A fire-safe cigarette is manufactured to have a reduced propensity to burn when left unattended. The most common fire-safe technology used is to manufacture cigarettes with a paper wrapper having two or three thin bands of less-porous paper, which act in a manner similar to a speed bump in a parking lot, to slow down a burning cigarette. A fire-safe cigarette is designed to extinguish itself when an unattended cigarette reaches one of these “speed bumps.” Fire-safe cigarettes are also referred to as fire standard compliant, lower ignition propensity, reduced fire risk, self-extinguishing or reduced ignition propensity cigarettes.
How do I know if the cigarettes I am purchasing meet the fire-safe standard?
In Missouri, cigarettes meeting fire standard compliance (FSC) must be clearly marked with “FSC” located near the Universal Product Code (UPC) on each pack, carton or case of cigarettes.
Is an FSC cigarette really fire safe?
No cigarette can be made 100 percent fire safe. Fire safe is a term used to describe cigarettes that are more accurately described as less fire prone or of a reduced ignition propensity.
If you going to use smoking materials, the Office of the State Fire Marshal and the National Fire Protection Association (NFPA) recommend you consider the following safety tips:
- Choose fire-safe cigarettes since they are less likely to cause fires.
- Smoke outside.
- Use deep, wide ashtrays placed on a sturdy table and keep ashtrays well away from the table’s edge.
- Before you discard cigarette or cigar butts be certain they are out and cool. Dousing in water or placing them in sand is recommended. Also, use caution when emptying ashtrays into the trash.
- Check in or around furniture, especially pillows and cushions where people have been smoking, for cigarette butts that may have fallen out of sight.
- Never smoke in a home where medical oxygen is being used.
- To prevent a cigarette fire, you have to be alert. Never smoke if you are sleepy, have been drinking, or have taken medicine or other drugs.
- Keep matches and lighters stored out of the sight and reach of children.
- Always have working smoke detectors in your home.
For more smoking safety tips, contact your local fire department or visit the NFPA’s website.
Submission of Cigarettes for Missouri FSC Certification
Pursuant to Missouri law, sections 320.350 to 320.374 cited as the Fire Safety Standard and Firefighter Protection Act, on or after Jan. 1, 2011, no cigarette shall be sold or offered for sale in Missouri or offered for sale or sold to persons located in Missouri unless the cigarette has been tested and meets the performance standard specified in Section 320.353, RSMo.
Tobacco companies wishing to submit cigarette brand styles to the State Fire Marshal’s Office for FSC certification should:
- Complete an FSC program worksheet for each brand family of cigarettes to provide all information required for each brand style; and,
- Provide the appropriate testing data for each brand style to be certified; and,
- Submit payment of $1,000 for each brand family.
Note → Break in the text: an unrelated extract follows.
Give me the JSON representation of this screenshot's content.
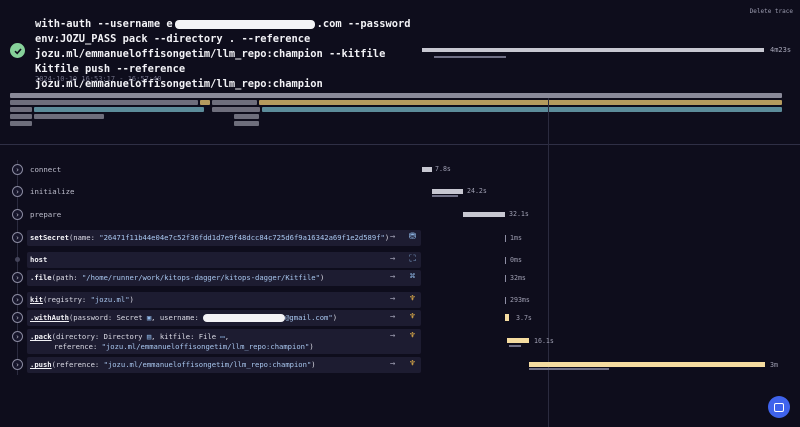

Payment should be made to the Division of Fire Safety and forwarded to:
Missouri Division of Fire Safety
PO Box 844
Jefferson City, MO 65102
Any correspondence, supporting documentation or change in any contact information previously submitted, may be mailed to either the address above or emailed to email@example.com.
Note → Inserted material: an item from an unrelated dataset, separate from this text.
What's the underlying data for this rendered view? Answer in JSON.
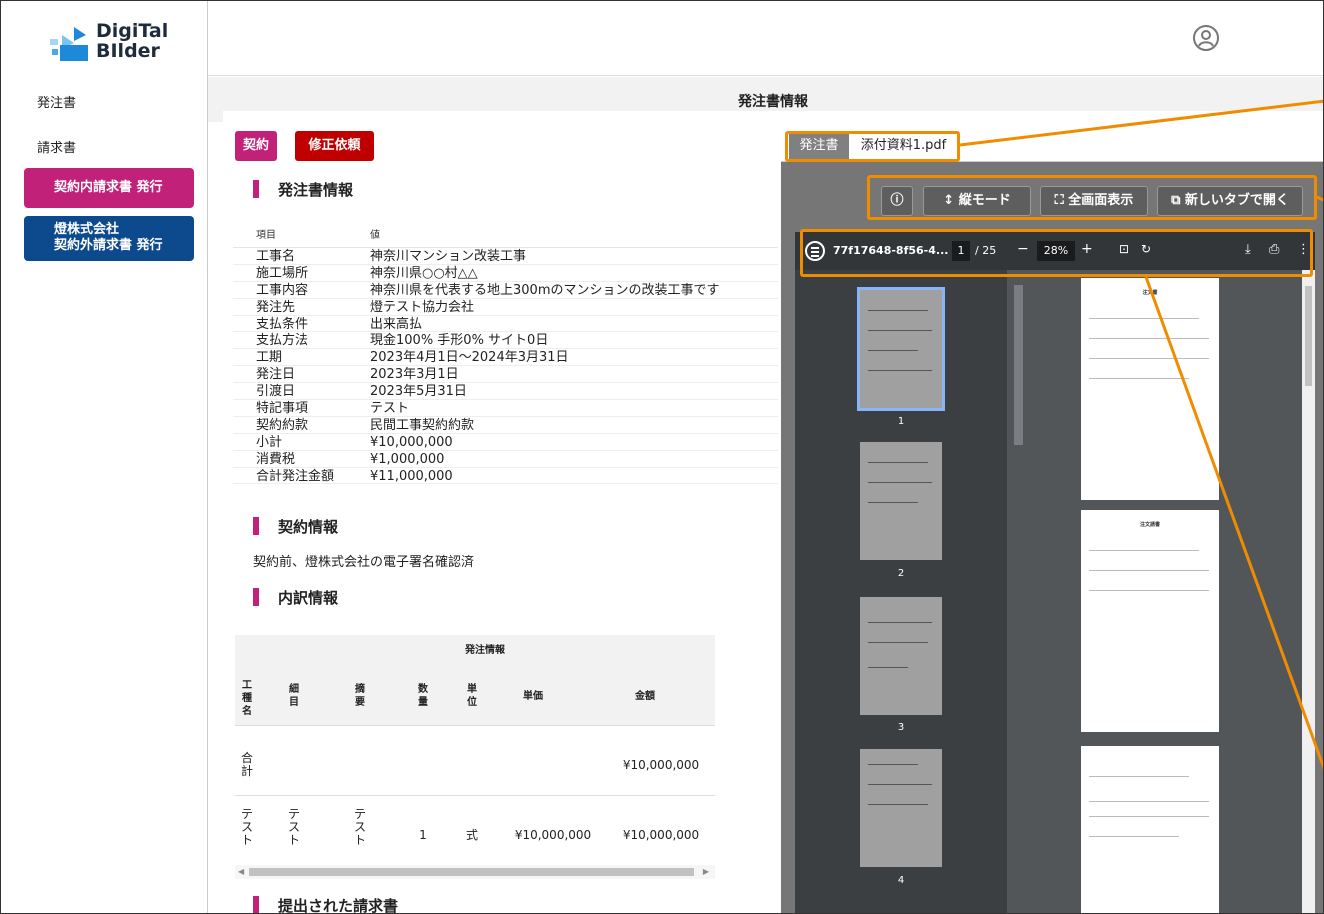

Upon verification of the receipt of all required documentation and fees, a letter of certification will be issued by the division for those brand styles in compliance with Missouri law. The letter will be sent to the contact person provided on the FSC worksheet.
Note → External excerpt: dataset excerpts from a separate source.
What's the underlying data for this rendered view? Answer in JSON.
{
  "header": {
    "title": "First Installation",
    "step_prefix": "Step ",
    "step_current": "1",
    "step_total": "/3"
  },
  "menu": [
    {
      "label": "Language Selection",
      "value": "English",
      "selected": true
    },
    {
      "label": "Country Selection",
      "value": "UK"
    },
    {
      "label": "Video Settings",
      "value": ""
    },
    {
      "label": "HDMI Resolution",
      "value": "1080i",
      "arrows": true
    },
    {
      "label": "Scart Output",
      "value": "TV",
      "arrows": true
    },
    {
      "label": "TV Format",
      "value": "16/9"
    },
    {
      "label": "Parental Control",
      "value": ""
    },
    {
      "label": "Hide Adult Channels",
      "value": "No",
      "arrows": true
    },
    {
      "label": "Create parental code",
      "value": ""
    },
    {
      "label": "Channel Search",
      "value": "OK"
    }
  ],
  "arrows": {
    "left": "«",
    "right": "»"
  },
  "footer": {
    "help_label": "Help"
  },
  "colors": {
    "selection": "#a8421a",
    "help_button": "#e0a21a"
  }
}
Cigarette Fire Incident Report
Effective Jan. 1, 2011, Missouri law requires that cigarettes contain certain features to reduce the likelihood that those cigarettes will start a fire. The Office of the State Fire Marshal directed the Fire Investigation Unit to determine, whenever possible, if cigarettes involved in fires were fire standard compliant and attempt to identify the brand of the cigarette involved. Local investigators are asked to adopt similar practices and complete a Cigarette Fire Incident Report of their findings for any fire involving a cigarette and forward that report to the Office of the State Fire Marshal.